KOTA BHARU: Malaysians head to the polls on Wednesday (May 9) in what is likely to be the most hotly-contested elections in the country’s history.
The federal government declared Wednesday a public holiday to allow all Malaysians to fulfil their responsibilities as voters in the country’s 14th general election.
Many expressed concern that having the vote on a Wednesday, Malaysia’s first weekday poll in nearly two decades, would affect turnout at the ballot boxes.
Last Saturday (May 5), Malaysia’s Election Commission (EC) opened 586 polling centres for early voting nationwide.
The early voters comprised some 278,000 Royal Malaysia Police, Malaysian Armed Forces and Special Task Force personnel and their spouses.

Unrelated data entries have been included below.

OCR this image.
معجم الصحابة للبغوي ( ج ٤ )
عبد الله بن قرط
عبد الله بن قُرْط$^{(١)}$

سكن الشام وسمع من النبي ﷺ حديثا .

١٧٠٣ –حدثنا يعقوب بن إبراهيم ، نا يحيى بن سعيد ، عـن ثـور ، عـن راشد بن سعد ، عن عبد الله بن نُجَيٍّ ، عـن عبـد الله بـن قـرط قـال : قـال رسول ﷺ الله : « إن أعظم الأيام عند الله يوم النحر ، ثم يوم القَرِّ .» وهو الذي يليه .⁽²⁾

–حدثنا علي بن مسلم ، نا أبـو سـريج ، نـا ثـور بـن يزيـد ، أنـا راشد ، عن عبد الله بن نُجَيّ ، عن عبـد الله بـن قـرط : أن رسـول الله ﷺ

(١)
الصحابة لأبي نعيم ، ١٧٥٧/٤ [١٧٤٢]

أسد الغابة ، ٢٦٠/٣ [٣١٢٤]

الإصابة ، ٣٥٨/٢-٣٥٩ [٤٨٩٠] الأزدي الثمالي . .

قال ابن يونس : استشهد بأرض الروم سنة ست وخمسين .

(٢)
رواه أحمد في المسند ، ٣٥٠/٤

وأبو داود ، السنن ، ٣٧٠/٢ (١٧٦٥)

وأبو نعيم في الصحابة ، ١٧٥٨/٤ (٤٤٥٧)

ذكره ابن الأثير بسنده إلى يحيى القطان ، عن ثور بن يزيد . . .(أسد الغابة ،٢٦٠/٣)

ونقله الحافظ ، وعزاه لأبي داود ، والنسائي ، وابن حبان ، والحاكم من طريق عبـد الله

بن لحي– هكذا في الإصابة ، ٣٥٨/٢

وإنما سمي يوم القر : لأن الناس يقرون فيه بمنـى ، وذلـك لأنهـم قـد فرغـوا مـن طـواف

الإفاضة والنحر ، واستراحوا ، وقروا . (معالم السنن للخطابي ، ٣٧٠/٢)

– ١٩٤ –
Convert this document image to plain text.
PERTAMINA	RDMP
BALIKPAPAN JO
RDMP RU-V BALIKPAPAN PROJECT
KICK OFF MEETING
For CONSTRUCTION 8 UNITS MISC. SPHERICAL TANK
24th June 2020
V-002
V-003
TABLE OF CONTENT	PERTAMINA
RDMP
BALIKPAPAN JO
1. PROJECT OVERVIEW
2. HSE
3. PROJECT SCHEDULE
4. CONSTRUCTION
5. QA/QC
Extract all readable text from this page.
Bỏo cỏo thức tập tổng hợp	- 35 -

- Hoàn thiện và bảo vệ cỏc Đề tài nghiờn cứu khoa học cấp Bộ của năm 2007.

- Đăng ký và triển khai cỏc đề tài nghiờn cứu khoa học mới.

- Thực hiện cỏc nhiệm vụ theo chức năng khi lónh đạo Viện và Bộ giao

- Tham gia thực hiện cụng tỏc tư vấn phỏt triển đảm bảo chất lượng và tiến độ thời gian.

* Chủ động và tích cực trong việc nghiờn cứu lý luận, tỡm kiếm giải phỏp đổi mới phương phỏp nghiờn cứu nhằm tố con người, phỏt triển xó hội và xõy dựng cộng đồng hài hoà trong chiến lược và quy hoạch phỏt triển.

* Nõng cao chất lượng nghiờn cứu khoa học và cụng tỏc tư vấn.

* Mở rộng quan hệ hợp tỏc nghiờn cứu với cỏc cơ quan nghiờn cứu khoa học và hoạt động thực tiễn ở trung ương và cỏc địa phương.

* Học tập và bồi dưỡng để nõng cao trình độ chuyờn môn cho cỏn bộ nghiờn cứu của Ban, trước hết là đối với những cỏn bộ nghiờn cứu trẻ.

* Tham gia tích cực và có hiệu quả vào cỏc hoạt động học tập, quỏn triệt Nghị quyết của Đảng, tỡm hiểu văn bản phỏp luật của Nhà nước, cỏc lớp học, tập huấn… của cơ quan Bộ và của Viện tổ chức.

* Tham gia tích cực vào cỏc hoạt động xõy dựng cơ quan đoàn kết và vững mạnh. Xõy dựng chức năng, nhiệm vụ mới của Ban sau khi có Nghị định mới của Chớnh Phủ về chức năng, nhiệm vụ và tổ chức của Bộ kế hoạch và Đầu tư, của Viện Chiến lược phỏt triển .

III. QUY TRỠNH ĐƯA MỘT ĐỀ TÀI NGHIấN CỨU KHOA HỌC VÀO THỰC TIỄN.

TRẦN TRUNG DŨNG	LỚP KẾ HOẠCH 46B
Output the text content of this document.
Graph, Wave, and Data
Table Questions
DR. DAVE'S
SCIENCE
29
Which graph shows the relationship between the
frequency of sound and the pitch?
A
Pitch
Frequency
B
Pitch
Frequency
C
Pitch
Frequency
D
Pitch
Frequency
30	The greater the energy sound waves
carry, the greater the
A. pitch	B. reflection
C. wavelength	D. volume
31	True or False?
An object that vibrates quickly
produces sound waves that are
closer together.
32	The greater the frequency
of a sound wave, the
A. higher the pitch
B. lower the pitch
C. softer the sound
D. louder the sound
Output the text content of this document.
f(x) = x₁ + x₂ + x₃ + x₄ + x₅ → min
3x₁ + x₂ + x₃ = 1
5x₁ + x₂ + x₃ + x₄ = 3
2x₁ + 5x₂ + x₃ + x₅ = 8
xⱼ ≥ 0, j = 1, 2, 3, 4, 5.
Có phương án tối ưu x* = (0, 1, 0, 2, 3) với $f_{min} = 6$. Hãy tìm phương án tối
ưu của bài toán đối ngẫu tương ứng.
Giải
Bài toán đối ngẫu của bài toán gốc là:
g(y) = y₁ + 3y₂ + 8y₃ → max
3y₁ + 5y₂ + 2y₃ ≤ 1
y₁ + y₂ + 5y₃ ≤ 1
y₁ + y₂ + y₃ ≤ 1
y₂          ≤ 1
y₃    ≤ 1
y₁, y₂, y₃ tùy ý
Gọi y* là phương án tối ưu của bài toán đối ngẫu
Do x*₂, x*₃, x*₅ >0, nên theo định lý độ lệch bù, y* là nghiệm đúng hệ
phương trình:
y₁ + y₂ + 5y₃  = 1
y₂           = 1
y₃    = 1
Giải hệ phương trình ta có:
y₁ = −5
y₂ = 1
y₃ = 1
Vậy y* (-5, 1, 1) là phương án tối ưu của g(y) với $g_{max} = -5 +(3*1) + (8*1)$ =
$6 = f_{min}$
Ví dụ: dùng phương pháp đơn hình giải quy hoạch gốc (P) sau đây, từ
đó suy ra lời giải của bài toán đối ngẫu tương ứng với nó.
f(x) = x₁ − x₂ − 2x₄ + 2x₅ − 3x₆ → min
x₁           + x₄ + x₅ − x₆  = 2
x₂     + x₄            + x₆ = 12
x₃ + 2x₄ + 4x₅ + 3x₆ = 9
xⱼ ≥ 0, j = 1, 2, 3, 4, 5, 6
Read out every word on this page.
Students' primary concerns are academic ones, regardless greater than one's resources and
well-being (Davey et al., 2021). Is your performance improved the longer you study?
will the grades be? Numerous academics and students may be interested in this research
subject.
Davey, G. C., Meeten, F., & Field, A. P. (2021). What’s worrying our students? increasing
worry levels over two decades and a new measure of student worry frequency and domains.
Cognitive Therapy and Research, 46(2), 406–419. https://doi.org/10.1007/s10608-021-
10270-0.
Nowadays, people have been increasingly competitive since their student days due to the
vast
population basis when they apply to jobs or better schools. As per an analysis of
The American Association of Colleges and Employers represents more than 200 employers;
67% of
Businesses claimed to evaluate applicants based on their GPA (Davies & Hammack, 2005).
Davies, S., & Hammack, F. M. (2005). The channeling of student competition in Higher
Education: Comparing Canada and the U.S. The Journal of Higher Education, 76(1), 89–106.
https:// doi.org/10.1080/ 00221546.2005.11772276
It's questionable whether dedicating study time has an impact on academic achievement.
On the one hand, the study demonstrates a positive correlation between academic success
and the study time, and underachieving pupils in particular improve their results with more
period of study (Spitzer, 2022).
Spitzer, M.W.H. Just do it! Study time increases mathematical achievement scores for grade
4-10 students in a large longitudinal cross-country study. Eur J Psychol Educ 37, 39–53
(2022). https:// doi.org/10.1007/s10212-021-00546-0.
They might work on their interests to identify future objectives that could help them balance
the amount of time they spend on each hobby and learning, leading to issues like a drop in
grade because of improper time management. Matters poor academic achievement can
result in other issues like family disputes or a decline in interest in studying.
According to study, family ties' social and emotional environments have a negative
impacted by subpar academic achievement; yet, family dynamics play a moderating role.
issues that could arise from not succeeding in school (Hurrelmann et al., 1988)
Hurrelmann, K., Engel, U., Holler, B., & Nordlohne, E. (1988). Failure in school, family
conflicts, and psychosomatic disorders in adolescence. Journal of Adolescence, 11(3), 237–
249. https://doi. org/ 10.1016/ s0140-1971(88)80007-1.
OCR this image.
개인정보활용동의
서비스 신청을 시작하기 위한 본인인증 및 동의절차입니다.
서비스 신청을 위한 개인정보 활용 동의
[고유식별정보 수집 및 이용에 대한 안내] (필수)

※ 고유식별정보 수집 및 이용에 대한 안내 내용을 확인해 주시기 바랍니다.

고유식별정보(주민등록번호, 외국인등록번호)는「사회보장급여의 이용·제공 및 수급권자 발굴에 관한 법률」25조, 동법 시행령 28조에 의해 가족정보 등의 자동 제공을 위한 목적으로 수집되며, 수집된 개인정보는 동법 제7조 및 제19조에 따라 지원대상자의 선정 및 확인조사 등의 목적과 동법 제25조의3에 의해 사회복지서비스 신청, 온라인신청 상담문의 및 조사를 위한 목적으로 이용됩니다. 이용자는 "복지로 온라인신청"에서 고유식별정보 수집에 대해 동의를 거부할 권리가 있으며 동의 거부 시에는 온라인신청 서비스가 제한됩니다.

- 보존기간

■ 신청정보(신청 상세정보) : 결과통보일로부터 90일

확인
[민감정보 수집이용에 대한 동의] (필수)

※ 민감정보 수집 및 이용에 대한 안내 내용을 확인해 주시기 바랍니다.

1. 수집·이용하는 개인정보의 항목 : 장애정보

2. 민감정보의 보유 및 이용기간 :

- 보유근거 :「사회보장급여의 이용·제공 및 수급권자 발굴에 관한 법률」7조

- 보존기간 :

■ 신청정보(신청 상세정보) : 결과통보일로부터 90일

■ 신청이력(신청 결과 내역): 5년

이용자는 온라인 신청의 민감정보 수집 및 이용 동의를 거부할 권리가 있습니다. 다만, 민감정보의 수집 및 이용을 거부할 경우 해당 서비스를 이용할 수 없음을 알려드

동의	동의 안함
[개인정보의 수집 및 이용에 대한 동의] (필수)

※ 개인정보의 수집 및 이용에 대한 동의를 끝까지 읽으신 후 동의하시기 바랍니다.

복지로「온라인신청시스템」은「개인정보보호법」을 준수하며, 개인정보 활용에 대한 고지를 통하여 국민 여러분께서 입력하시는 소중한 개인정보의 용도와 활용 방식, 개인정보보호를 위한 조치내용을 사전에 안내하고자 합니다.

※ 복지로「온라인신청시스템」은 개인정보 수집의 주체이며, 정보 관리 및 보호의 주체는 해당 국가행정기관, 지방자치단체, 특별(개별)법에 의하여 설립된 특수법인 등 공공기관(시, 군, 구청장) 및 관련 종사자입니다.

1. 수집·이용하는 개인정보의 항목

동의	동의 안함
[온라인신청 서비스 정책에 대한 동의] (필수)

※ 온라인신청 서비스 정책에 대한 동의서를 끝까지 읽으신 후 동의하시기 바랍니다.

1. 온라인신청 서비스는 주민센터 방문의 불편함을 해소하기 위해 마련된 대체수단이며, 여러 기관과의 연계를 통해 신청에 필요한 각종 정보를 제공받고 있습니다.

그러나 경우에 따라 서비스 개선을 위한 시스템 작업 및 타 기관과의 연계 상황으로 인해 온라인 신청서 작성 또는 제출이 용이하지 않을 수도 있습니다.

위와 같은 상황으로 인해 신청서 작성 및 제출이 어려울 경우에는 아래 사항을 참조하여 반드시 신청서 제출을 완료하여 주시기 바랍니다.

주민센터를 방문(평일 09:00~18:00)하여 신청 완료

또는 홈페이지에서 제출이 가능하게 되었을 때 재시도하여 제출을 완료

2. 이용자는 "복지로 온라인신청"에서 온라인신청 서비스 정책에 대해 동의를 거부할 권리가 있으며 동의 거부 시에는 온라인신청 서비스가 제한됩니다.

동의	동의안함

They form the bulk of the 300,000 people who were eligible for early voting, according to the EC.
On Wednesday, the remainder of the 14.9 million registered voters will decide the course of 222 parliamentary seats and 505 state seats.
Polling stations across the country, which are largely schools, will open between 8am and 5pm.
In a video published by the election commission, voters are reminded to ensure there is no mark of indelible ink on their left index fingers, to bring along official identification, to mark a clear X next to the name of the candidate, party or symbol of their choice and to drop their vote into the respective parliament and state assembly boxes.
Voters are reminded not to take ballot papers out of polling stations, wear items of clothing with party logos or loiter around the polling stations after casting their votes.
Both the ruling Barisan Nasional (BN) coalition and the opposition Pakatan Harapan (PH) coalition are confident of winning the minimum 112 parliamentary seats to form a simple majority.
BN won 133 seats in the last general election, in 2013, despite losing the popular vote.
Prime Minister Najib Razak said BN can win by a wide margin, based on his walking the ground across the country and briefings from UMNO leaders in each of the locations since campaigning began on Apr 28.
Meanwhile PH leader Mahathir Mohamad has been buoyed by the large turnout at opposition rallies, and expects a “people’s tsunami” to beat the ruling government.
The emergence of former UMNO key members Daim Zainuddin and Rafidah Aziz campaigning for the opposition has been also touted as a potential game changer for PH in the polls.
A third main contender, the Parti Islamic Se-Malaysia (PAS), have candidates contesting in 158 parliamentary seats – and has set its sights on winning 40 seats.
PAS leaders believe this number will allow them to play the role of kingmaker, if the number of federal seats won by BN and PH are insufficient to form a simple majority.
As voters mark their choices, there will be many key factors that will weigh heavily on their minds, including the rising cost of living, the Goods and Services Tax, which was introduced in 2015, and corruption by key figures in government and a potentially fractious opposition coming into power.